Everyone in Europe is wondering: how could America elect the Joker and can the fate of global security really depend on the bruised ego of one man? Once again, the commander-in-chief offered little to reassure his neocolonial ambitions. A journalist asked: “How far are you willing to go to acquire Greenland?” » The president replied: “You will know. »
Another questioned whether the breakup of the NATO alliance was a price worth paying for Greenland. Trump insisted: “Something is going to happen that will be very good for everyone. »

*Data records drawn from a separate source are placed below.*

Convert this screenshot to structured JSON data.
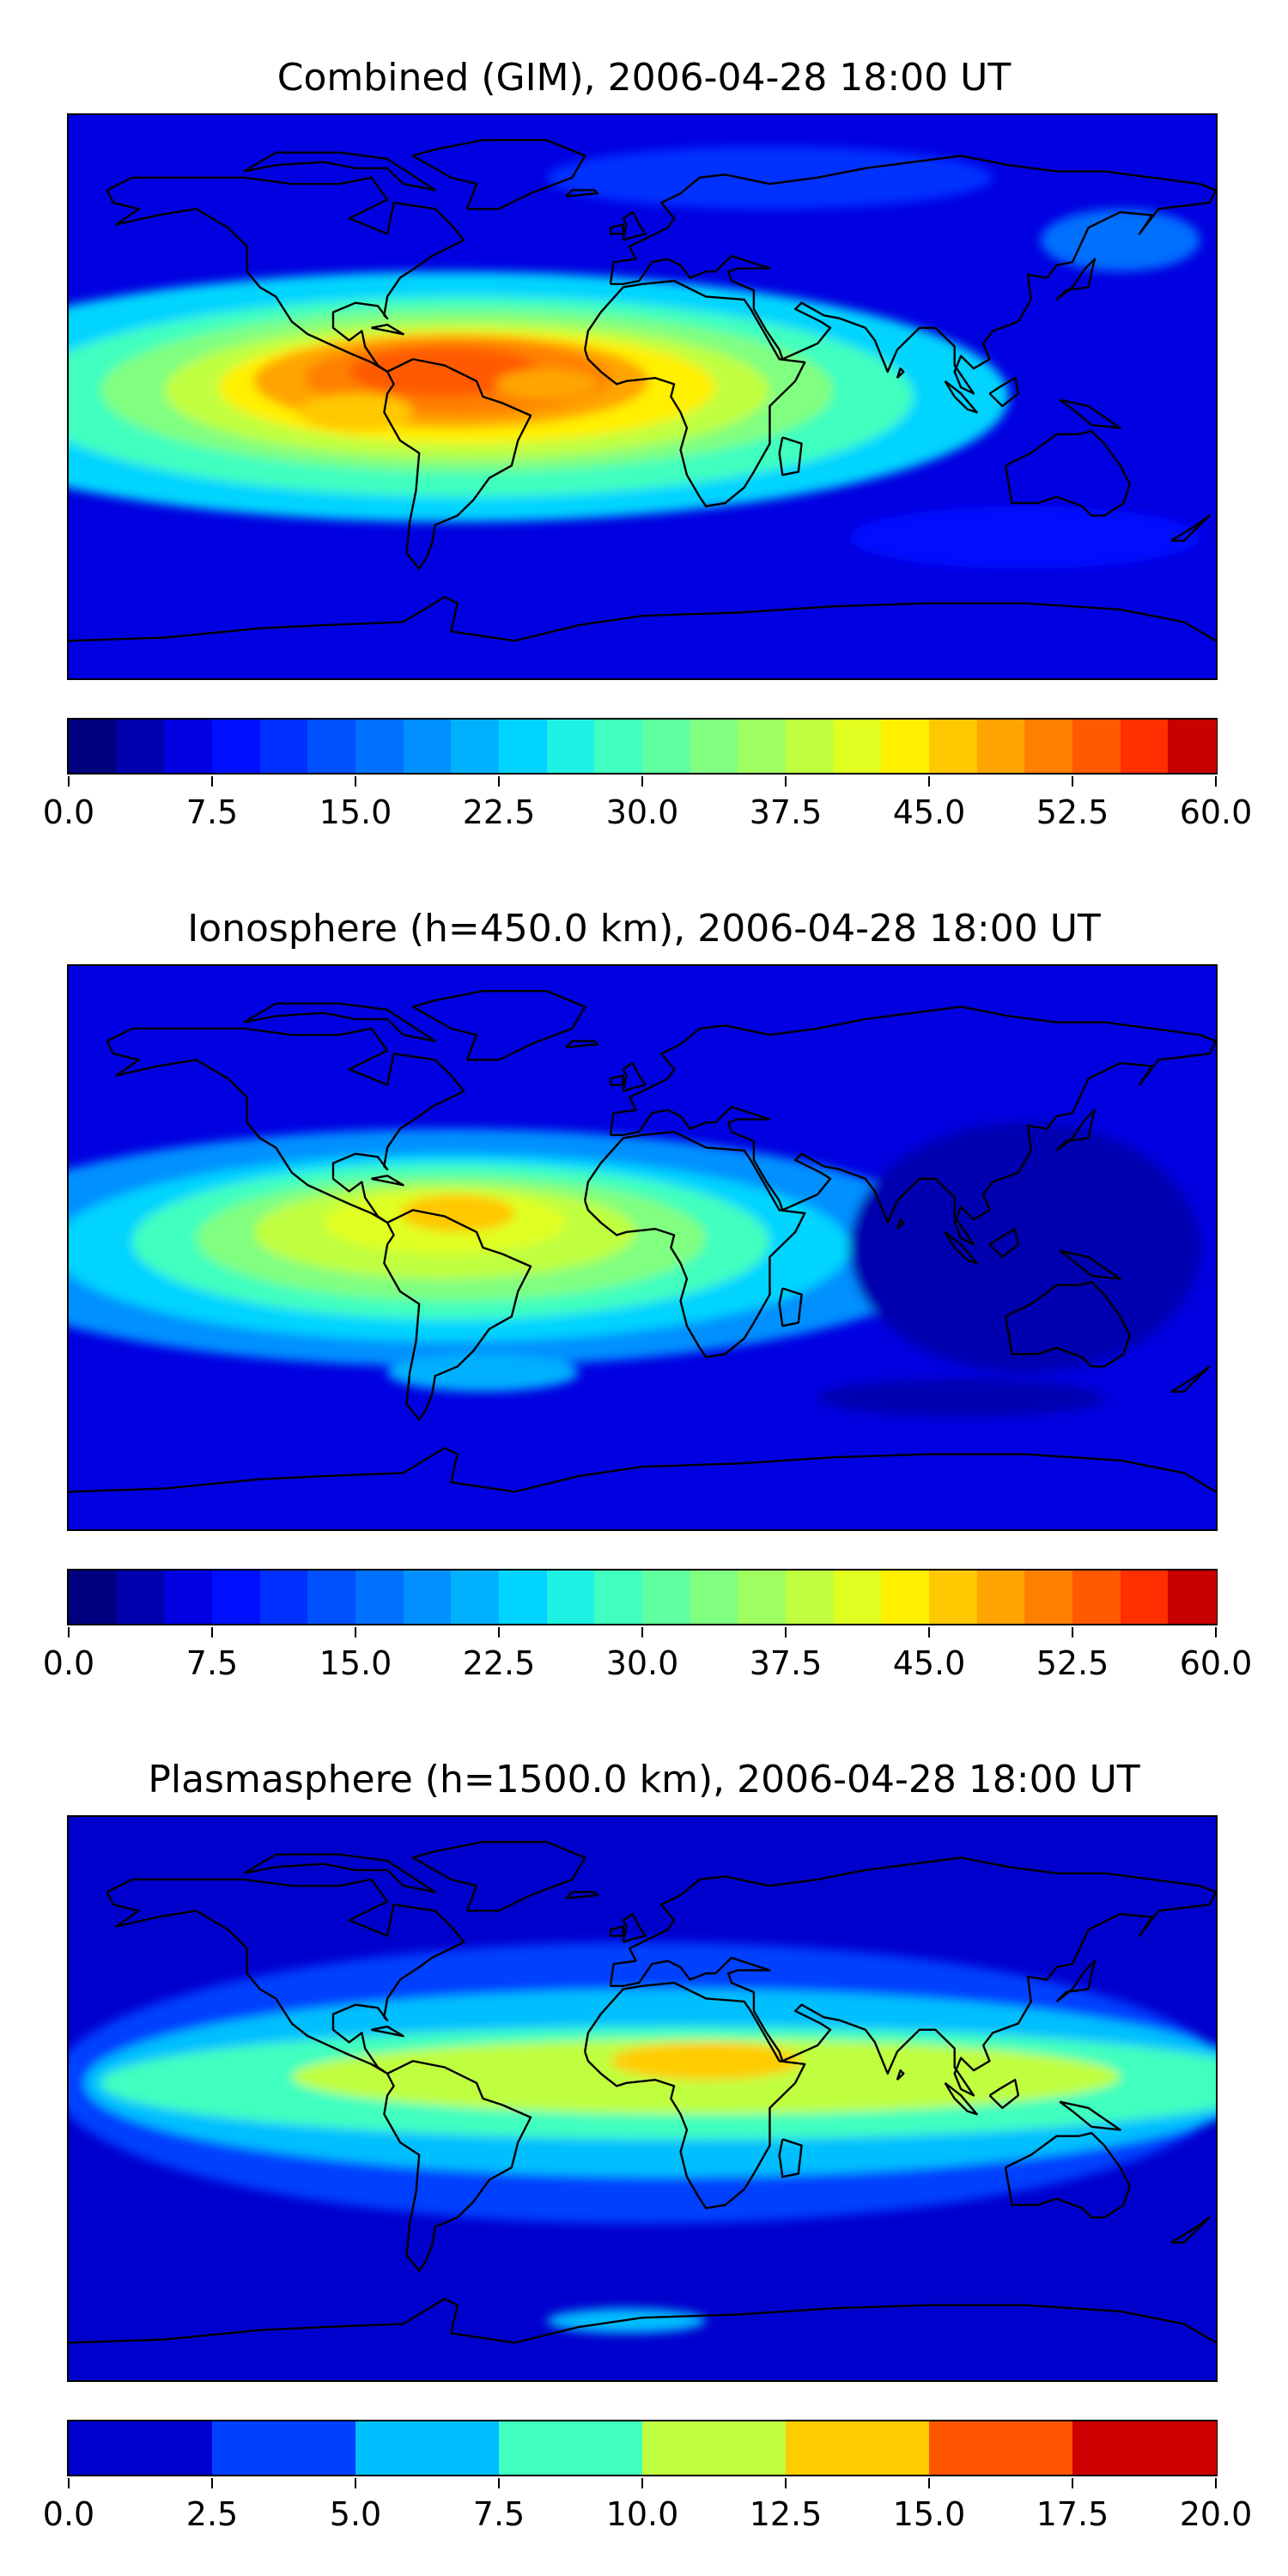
{
  "chart_data": [
    {
      "type": "heatmap",
      "title": "Combined (GIM), 2006-04-28 18:00 UT",
      "colorbar": {
        "min": 0.0,
        "max": 60.0,
        "step": 2.5,
        "ticks": [
          "0.0",
          "7.5",
          "15.0",
          "22.5",
          "30.0",
          "37.5",
          "45.0",
          "52.5",
          "60.0"
        ]
      },
      "grid": false,
      "regions": [
        {
          "label": "peak over northern South America",
          "value": 52
        },
        {
          "label": "equatorial Atlantic",
          "value": 45
        },
        {
          "label": "eastern Pacific west of South America",
          "value": 37
        },
        {
          "label": "background (Asia-Pacific, poles)",
          "value": 10
        }
      ]
    },
    {
      "type": "heatmap",
      "title": "Ionosphere  (h=450.0 km), 2006-04-28 18:00 UT",
      "colorbar": {
        "min": 0.0,
        "max": 60.0,
        "step": 2.5,
        "ticks": [
          "0.0",
          "7.5",
          "15.0",
          "22.5",
          "30.0",
          "37.5",
          "45.0",
          "52.5",
          "60.0"
        ]
      },
      "grid": false,
      "regions": [
        {
          "label": "peak over northern South America",
          "value": 44
        },
        {
          "label": "equatorial Atlantic",
          "value": 36
        },
        {
          "label": "background (Asia-Pacific, poles)",
          "value": 5
        }
      ]
    },
    {
      "type": "heatmap",
      "title": "Plasmasphere (h=1500.0 km), 2006-04-28 18:00 UT",
      "colorbar": {
        "min": 0.0,
        "max": 20.0,
        "step": 2.5,
        "ticks": [
          "0.0",
          "2.5",
          "5.0",
          "7.5",
          "10.0",
          "12.5",
          "15.0",
          "17.5",
          "20.0"
        ]
      },
      "grid": false,
      "regions": [
        {
          "label": "central Africa",
          "value": 13
        },
        {
          "label": "equatorial belt",
          "value": 11
        },
        {
          "label": "mid-latitude bands",
          "value": 6
        },
        {
          "label": "polar regions",
          "value": 1
        }
      ]
    }
  ],
  "colors": {
    "jet_24": [
      "#00007f",
      "#0000b0",
      "#0000e0",
      "#0010ff",
      "#0030ff",
      "#0050ff",
      "#0070ff",
      "#0090ff",
      "#00b0ff",
      "#00d4ff",
      "#1ff0e4",
      "#40ffbf",
      "#60ff9f",
      "#80ff80",
      "#9fff60",
      "#c0ff40",
      "#e0ff20",
      "#fff000",
      "#ffc800",
      "#ffa400",
      "#ff8000",
      "#ff5a00",
      "#ff2f00",
      "#c80000"
    ],
    "jet_8": [
      "#0000cd",
      "#0040ff",
      "#00bfff",
      "#40ffbf",
      "#c0ff40",
      "#ffcc00",
      "#ff5500",
      "#cc0000"
    ],
    "coastline": "#000000"
  }
}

Good for Vladimir Putin, perhaps, whose dream of driving a wedge between NATO allies is finally coming true.
At his inauguration, Trump stood in the rotunda of the US Capitol to proclaim a new golden age for America as the tech lords looked on. A year later, he kept repeating himself in a soporific, almost insulting voice, in the kind of baffled performance that would have led Republicans to demand that Joe Biden be removed from office under the 25th Amendment and committed to a mental institution.
Will someone in Washington stand up and pull the emergency brake before it’s too late?